Being a weekend Dad isn’t easy on you or your kids, but taking the focus off the breakup and putting it directly on the kids will help you to create a meaningful, lasting relationship with them.
Make your time with the kids exclusive
If you see your kids every other weekend, as many separated/divorced Dads do, that means you get an average of four days a month with them. It’s not the time to be hanging out with your new girlfriend, shuttling them off to Grandma and Grandpa’s or hiring a babysitter so you can go out with friends. While your relationship with a new girl (or guy) may be important to you, it’s really not that important that you introduce your kids to any new love interest until you’re thinking about putting a ring on their finger or moving in together. Your friends can wait too. Your kids need your undivided attention for now.
Stay in touch
Make it a point to call your kids on the weekends you don’t have them, and even reach out to talk to them mid-week, when it fits their schedule. This will let them know that you’re thinking of them, you’re genuinely interested in their day-to-day lives, and it will help you build a stronger relationship with them. If you’re travelling or busy with work, you can always send them an email if your kids are online. It’s important to stay in touch regularly, and hopefully your kids will learn that they can talk to you if they don’t feel like talking to Mom.

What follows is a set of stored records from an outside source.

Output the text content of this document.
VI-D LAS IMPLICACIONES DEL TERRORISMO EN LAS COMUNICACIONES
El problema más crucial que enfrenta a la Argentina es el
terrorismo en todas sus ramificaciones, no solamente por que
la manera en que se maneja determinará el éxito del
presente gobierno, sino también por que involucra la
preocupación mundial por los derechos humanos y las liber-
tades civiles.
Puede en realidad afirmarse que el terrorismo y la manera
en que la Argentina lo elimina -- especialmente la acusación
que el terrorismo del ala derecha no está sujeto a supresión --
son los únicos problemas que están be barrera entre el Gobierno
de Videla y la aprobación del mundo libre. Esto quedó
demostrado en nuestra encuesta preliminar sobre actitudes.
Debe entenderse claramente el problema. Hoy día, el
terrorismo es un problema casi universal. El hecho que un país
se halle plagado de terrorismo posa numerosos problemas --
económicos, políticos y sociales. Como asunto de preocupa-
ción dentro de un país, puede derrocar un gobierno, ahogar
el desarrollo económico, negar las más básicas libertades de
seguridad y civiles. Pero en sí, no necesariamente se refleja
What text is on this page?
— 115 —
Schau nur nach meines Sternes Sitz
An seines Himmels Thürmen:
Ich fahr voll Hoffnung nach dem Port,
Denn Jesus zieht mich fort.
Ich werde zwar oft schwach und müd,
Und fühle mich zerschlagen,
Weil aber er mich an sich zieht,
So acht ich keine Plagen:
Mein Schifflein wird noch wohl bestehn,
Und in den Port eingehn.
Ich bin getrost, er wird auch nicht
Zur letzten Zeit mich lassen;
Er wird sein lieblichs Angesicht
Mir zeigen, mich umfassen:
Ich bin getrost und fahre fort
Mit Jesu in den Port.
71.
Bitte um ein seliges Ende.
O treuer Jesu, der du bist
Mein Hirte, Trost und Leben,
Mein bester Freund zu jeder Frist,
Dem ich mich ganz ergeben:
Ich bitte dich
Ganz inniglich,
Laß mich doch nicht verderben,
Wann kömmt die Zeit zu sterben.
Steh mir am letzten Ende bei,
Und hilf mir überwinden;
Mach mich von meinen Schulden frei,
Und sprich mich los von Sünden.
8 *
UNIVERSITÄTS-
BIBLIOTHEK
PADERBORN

Don’t leave it all up to Mom
For the first year following my separation, I found myself providing my ex with copies of report cards and information about upcoming school meetings and award ceremonies. By being the go-between with the school for him, he was distanced from the kids’ educators. If you’ve agreed to partial custody, step right in and get involved. Contact their school and arrange to have report cards sent to you directly. Let the school know that you’d like to be informed of any parent/teacher meetings, and show up for them. Let them know if you’re willing to be involved in any school outings. At report card time, go over their report cards with them, praise them for good marks and improvements, and discuss with them how they could improve in other areas.
Observe any religious rites, ceremonies, and holy days with them during their visits if your family is religious. Pay attention to their medical needs. You should have their family doctor’s name and contact information handy, and a list of all medications that your kids are on, including those that are taken only for acute illnesses such as seasonal asthma or allergies. Keep in touch with Mom with regard to their medications and health. Familiarize yourself with their medical history, in case you need to bring them to the doctor or emergency room for treatment while they’re with you.
Create ways to be involved
One of the most wonderful things my ex has done since the separation was to ask me how I would feel if he volunteered to be a Leader in my son’s Scout troop. I thought it was a brilliant idea. He lives about an hour away from us, yet he realized that he could spend more time with the kids if he came to our town once a week and spent some real quality time with one of our sons at the Scout meeting, and hung out with our other son before the meeting. Consider volunteering in an activity that your kids are in. Even if you arrange something as simple as swimming lessons to attend with your kids, they will love the extra time with you, and you’ll create some wonderful lasting memories with them.
It’s not about you; it’s about your kids
However I may feel about my ex, and him about me, it cannot be passed on to the kids. Keep negative feelings and opinions about your ex to yourself. Always speak respectfully of Mom in front of your kids. By doing so, your kids will be far more likely to talk about their everyday lives, and they will have a lot more respect for you than if you do a lot of bashing. They love you both; make it okay for them to feel that way. Like it or not, you and Mom are tied to each other for life through your kids, so put your personal issues aside and start developing a working relationship with Mom. The two of you should try to come up with a common set of rules and expectations for the kids. If this is difficult because Mom is less than cooperative, consider counseling to develop a co-parenting plan, and pitch it to her by reminding her that it’s for the kids.
Kids are smart, and they may play you against each other if they figure out that one will say yes when the other says no. Remember that if you’re lucky, you get to hang out with your kids until they’re about 18 before they get busy with their own lives, and your weekend visits will eventually come to an end. You’re going to have to let some things go by the wayside in your own life, and it takes a conscious effort to remember that for now, at least, it’s all about them. While your kids would no doubt prefer to have both their parents living in the same home, you can still give them a happy childhood filled with wonderful memories by ensuring that you’re there for them, and focused on them, as much as possible.